Thursday, January 15, 2015

Analysis of Locality Sensitive Hashing

Idea:
Locality Sensitive Hashing (LSH) is one of the popular indexing algorithms, which can be used for image indexing of image retrieval. The key idea of LSH is to hash the points using several hash functions so as to ensure that, for each function, the probability of the collision is much higher for objects which are close to each other than for those which are far apart. Then, one can determine near neighbors by hashing the query point and retrieving elements stored in buckets containing that point.

Definition: In order to solve an R-NN problem, given a point set S and distance metric function d, locality sensitive hashing function h can be described as follows:
H = {h: S -> U}, H is a family of hashing functions, for any v, q in S,
If v in B(q, r1), then Pr[h(q)=h(v)] >= p1;
If v not in B(q, r2), then Pr[h(q)=h(v)] <= p2.
Here, B(q, r) = {v in S | d(v, q) <= r}, Pr is probability, p1 > p2, r1 < r2.

Given parameters (r1, r2, p1, p2), we can amplify the gap between the “high” probability p1 and “low” probability p2 by concatenating several functions. Define a function family G = {g: S -> Uk} such that g(v) = (h1(v), …, hk(v)), where hi in H. For an integer L, we choose L functions g1, …, gL from G, independently and uniformly at random. During preprocessing, we store each v in the bucket gi(v), for I = 1, …, L. Since the total number of buckets may be large, we retain the non-empty buckets by resorting to hashing.
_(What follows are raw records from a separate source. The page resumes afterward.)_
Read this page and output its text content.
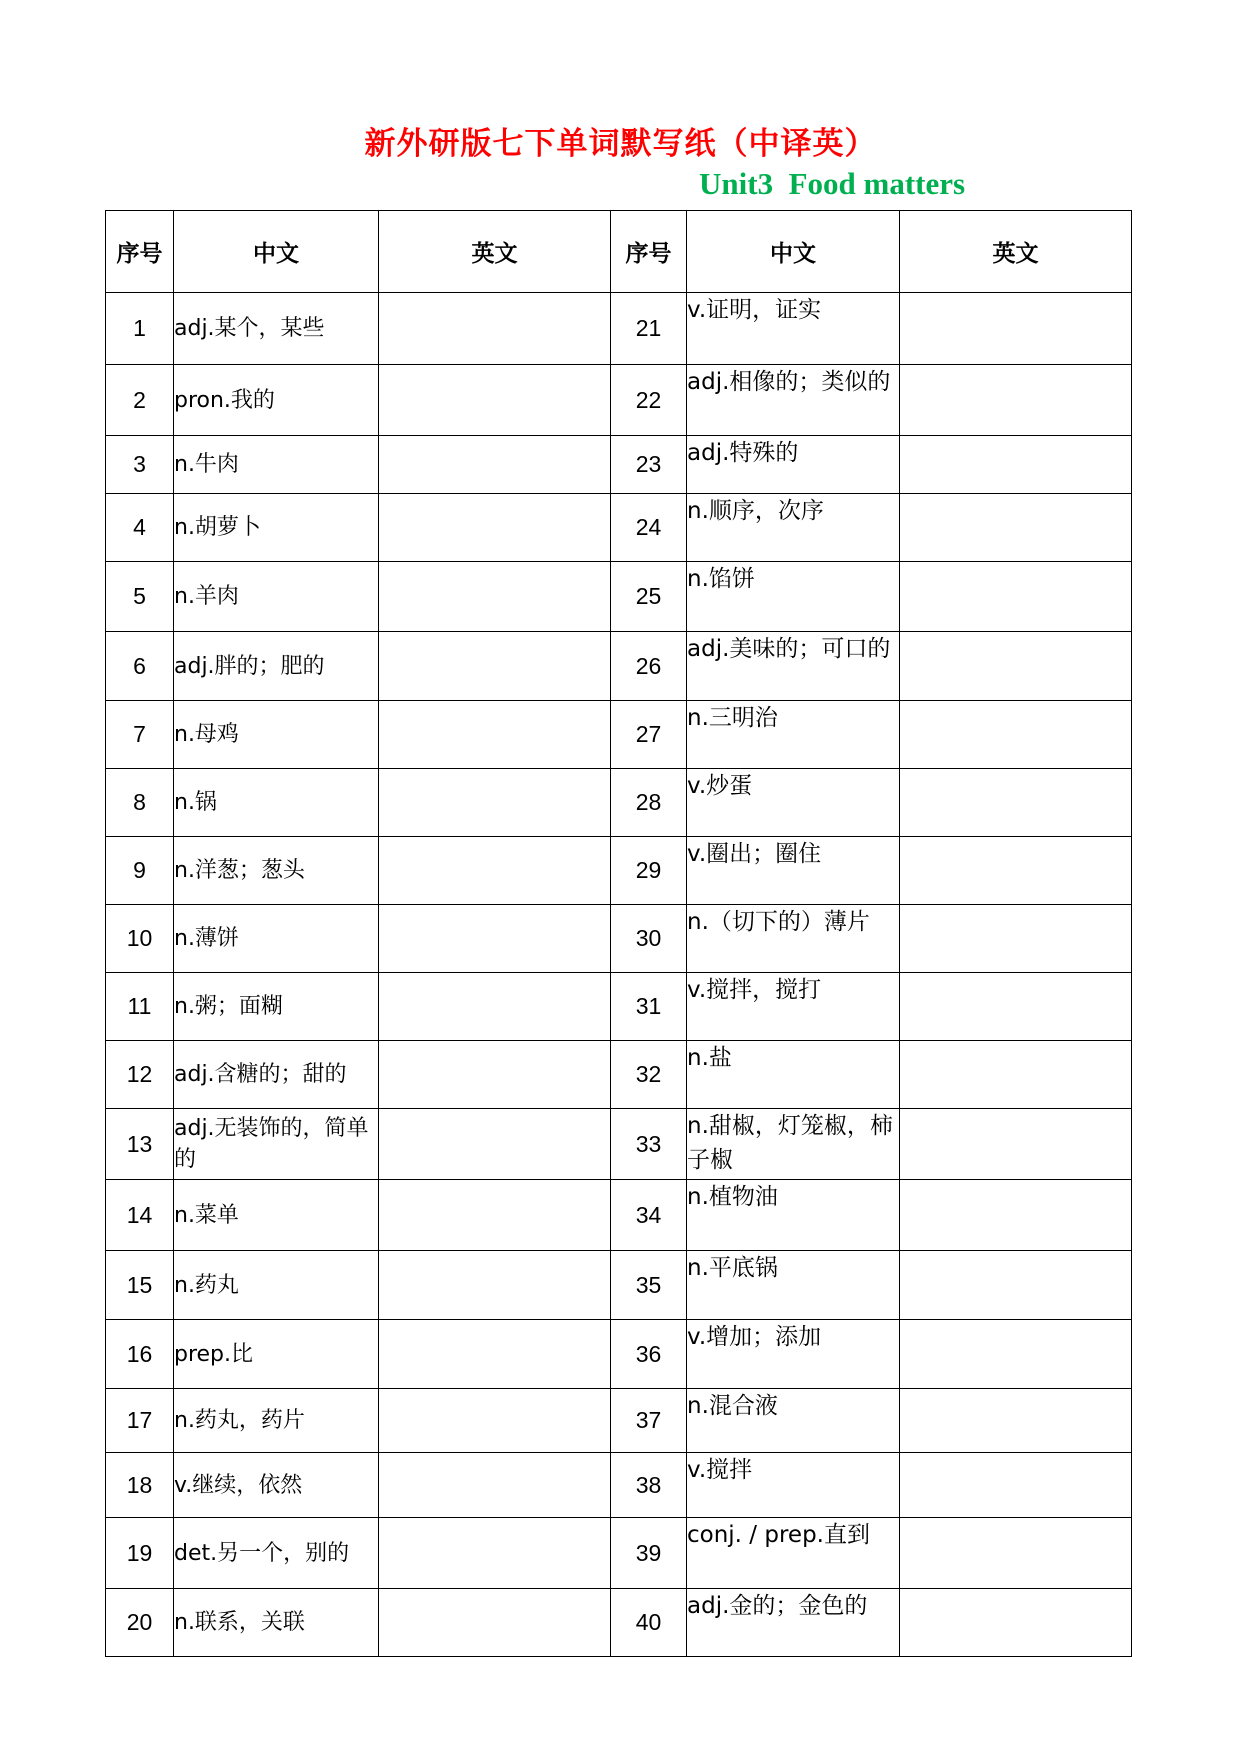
新外研版七下单词默写纸（中译英）
Unit3  Food matters
序号	中文	英文	序号	中文	英文
1	adj.某个，某些		21	v.证明，证实	
2	pron.我的		22	adj.相像的；类似的	
3	n.牛肉		23	adj.特殊的	
4	n.胡萝卜		24	n.顺序，次序	
5	n.羊肉		25	n.馅饼	
6	adj.胖的；肥的		26	adj.美味的；可口的	
7	n.母鸡		27	n.三明治	
8	n.锅		28	v.炒蛋	
9	n.洋葱；葱头		29	v.圈出；圈住	
10	n.薄饼		30	n.（切下的）薄片	
11	n.粥；面糊		31	v.搅拌，搅打	
12	adj.含糖的；甜的		32	n.盐	
13	adj.无装饰的，简单的		33	n.甜椒，灯笼椒，柿子椒	
14	n.菜单		34	n.植物油	
15	n.药丸		35	n.平底锅	
16	prep.比		36	v.增加；添加	
17	n.药丸，药片		37	n.混合液	
18	v.继续，依然		38	v.搅拌	
19	det.另一个，别的		39	conj. / prep.直到	
20	n.联系，关联		40	adj.金的；金色的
To process a query q, we search all buckets g1(q), …, gL(q); as it is possible (though unlikely) that the total number of points stored in those buckets is large, we interrupt search after finding first 3L points (including duplicates). Let v1, …, vt be the points encountered therein. For each vj, if vj in B(q, r2), then we return YES and vj, else we return NO.

Problems:
  1. How can we select k and L? If k is large, the collision probability should be reduced and the calculation time is also large; If k is small, it’s hard to distinguish the points which are far apart. If k has already be fixed, it is easy to find the optimal value of L which will guarantee that the fraction of false negatives are no more than a user specified threshold.
  2. How can we save memory? Generally, given any bucket, we should store k-dimensional hash value and a pointer to the data (e.g., image) for each point. Therefore, it will require L*(k+1) words of memory totally. We can reduce the memory requirement by not storing the hash value explicitly as concatenation of k projections, but instead hash these k values in turn to get a single word (index) for the hash, which should be L*2.